Daniel Carter (Aaron Poole) an officer and our main character to connect with. We follow him on what seems to be a slightly irregular night dealing with a drug addict out in the forest in the middle of nowhere. Little those he know his night isn't going to get much simpler. Already in a bad mood he's taking the addict to the closes hospital, which just so happens to have his wife, a nurse, Allison working at it. They are on bad terms.

The hospital isn't doing well either. It's closing down, a fire has made it almost useless...for the living.

Daniel drops off the addict, we meet the rest of the cast and then we meet...what the Hell is that?

For some unknown reason one of the nurse snaps, kills a patient and cuts off her on face, this results in her death ...for now.
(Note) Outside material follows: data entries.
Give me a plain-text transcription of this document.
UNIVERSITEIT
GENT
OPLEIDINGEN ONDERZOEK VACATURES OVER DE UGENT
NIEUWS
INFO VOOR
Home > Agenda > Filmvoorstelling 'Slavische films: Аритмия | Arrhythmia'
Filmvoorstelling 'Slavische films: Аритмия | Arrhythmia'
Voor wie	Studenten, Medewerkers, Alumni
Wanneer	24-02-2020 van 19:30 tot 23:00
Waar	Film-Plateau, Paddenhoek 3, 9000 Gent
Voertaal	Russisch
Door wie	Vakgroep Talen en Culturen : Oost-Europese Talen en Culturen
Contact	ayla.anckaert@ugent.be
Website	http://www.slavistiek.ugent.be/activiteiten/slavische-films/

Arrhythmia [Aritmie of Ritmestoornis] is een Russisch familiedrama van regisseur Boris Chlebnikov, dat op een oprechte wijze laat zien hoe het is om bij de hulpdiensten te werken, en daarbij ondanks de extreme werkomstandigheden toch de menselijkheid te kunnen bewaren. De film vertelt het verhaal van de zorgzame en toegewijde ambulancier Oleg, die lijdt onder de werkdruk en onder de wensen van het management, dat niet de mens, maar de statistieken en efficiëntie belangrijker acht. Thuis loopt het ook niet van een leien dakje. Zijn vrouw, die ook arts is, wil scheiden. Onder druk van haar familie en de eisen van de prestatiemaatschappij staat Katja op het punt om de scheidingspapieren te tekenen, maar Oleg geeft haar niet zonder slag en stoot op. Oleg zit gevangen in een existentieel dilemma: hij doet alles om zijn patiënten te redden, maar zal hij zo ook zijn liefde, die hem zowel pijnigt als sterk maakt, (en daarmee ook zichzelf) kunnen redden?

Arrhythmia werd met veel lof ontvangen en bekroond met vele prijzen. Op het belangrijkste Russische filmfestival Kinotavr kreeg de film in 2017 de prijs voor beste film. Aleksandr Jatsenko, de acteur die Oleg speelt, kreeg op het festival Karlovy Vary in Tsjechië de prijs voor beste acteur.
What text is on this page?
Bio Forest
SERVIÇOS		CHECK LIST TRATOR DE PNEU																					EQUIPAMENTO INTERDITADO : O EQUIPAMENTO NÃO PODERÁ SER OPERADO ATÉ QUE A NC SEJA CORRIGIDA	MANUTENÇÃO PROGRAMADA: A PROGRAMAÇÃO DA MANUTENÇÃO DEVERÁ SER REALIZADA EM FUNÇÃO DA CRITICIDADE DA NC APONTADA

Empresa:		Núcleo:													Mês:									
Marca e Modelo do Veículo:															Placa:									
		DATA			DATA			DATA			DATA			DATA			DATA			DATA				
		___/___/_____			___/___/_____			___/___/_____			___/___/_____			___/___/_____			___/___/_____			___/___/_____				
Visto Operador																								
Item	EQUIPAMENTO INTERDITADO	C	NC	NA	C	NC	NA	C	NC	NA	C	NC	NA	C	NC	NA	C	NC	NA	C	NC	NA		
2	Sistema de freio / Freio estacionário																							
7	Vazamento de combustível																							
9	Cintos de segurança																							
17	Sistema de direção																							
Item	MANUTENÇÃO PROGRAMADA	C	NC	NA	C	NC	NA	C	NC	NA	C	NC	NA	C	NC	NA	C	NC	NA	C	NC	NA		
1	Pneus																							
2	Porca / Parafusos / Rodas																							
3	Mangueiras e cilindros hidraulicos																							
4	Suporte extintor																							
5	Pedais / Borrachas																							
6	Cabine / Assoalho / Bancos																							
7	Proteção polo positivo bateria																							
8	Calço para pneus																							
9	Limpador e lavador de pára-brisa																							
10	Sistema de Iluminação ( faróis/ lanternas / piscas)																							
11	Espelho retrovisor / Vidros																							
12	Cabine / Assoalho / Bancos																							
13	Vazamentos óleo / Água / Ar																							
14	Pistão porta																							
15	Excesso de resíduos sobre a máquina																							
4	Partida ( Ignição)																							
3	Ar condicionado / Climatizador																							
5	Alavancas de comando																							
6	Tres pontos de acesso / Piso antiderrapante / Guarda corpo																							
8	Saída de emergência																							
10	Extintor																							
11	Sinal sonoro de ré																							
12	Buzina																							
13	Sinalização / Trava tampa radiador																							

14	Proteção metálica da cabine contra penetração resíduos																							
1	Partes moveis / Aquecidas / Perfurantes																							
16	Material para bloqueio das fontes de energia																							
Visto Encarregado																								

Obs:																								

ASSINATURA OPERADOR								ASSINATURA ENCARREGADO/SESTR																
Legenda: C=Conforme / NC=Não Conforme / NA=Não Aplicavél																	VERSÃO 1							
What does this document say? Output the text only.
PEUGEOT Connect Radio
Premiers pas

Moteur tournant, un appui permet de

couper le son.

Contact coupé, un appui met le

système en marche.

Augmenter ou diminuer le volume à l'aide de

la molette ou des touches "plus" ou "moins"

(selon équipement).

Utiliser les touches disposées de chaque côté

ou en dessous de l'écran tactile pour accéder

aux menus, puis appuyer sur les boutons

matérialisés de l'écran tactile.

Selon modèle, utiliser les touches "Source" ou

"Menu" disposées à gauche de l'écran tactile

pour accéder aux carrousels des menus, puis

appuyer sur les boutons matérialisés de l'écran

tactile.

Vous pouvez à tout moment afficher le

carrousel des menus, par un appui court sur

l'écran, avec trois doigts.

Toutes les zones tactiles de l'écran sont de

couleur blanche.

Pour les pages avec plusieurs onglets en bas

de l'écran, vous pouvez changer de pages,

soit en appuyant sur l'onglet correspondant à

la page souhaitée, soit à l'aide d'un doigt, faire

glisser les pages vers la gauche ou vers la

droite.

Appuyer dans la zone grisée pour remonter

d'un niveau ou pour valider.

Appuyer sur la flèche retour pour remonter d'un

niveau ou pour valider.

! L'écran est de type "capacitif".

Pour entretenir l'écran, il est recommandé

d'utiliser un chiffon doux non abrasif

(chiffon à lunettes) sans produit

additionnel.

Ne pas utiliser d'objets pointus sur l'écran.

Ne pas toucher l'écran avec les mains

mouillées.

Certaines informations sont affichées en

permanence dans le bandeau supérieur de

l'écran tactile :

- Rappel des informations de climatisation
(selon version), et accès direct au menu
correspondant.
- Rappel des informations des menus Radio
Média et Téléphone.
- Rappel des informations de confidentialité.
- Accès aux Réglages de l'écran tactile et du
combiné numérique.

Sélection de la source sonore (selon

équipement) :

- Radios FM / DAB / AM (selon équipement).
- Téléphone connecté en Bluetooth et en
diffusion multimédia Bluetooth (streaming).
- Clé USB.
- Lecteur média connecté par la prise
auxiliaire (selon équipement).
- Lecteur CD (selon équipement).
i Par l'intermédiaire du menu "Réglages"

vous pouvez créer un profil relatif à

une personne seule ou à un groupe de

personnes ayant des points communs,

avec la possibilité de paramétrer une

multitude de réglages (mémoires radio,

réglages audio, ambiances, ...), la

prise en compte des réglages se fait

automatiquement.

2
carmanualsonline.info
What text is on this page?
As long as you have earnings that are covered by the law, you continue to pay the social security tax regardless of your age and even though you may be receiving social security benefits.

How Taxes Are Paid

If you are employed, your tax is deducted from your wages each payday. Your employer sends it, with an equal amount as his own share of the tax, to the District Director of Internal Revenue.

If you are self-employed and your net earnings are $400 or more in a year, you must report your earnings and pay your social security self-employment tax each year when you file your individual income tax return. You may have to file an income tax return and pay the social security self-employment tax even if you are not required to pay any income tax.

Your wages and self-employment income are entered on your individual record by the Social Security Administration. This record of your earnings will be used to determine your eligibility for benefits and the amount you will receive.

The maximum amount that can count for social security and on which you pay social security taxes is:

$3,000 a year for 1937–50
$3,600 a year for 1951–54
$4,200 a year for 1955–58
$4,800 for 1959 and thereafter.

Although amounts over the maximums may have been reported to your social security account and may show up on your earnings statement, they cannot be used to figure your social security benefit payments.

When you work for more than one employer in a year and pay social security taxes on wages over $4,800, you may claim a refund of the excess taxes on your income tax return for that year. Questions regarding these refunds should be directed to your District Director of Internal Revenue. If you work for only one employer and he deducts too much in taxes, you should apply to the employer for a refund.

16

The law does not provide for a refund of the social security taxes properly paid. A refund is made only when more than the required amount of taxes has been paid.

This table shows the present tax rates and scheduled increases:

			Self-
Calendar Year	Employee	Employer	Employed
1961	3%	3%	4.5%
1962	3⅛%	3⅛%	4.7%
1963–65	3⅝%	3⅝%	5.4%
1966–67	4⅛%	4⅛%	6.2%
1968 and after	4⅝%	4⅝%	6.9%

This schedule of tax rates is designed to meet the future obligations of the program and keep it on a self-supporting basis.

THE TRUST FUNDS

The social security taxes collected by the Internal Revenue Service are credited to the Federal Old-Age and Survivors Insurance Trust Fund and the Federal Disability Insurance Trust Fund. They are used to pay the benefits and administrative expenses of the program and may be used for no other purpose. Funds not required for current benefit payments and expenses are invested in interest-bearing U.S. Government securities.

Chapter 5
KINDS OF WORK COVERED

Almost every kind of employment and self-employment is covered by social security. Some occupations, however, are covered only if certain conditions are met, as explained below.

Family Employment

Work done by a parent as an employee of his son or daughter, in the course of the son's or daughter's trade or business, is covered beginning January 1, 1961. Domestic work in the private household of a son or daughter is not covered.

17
What comes back, well it just ain't right. If you like Croneberg or are a fan of the Thing this movie has many more nasties for you to start throwing up to.

This new nurse thing hybrid leads to a fight with axes and guns, and isn't pretty. It's pretty to watch, it's a huge mess though. Two guys going at a giant, uggh, thing while it's absorbing someone else. It'll leave a mess.

I can't remember a time I've seen someone cutting someone or something with an axe look so believable.

After that fiasco it's nowhere near over as it's just the start of a horrible night at the hospital for Daniel and the rest of his crew.

Then Daniel meets the cult. They are not helpful in the slightest. These triangle wearing hooded clad white weirdo's aren't trying to even get into the hospital they seem more concerned with not letting anyone out.

The first meeting between Daniel and a cultists really sets the tone of who Daniel is, a nice helpful guy, whose having the lousiest day of his life dealing with jerks and freaks.  Aaron Poole plays a protagonist you can follow to the end and you want it to just get better for him.

And it only gets worse for Daniel here as the hospital is way more than it seems.

End of Spoiler

On a practical effects note...I just hope this wins some awards. There are gruesome monsters here. Vile creepy, "Oh, no," things that nightmares are made of and they even have their own sort of section of the movie. You have those moments where you'll want to look away with sounds that sound wrong.

Then you have another layer of the faceless minions, the cult keeping you in, wielding knives to cut you up.

The main baddie has a wonderful role in the film and backstory and voice that you'll love to hate after quite the reveal, that I did not see coming.

The Void would make a great part of a double feature with The Thing. A perfect sort of follow-up with more of a mystical reason for why people come back from the dead and want to stick you with tentacles and gain your flesh. If you want something crawling up your spine you'll want to see this.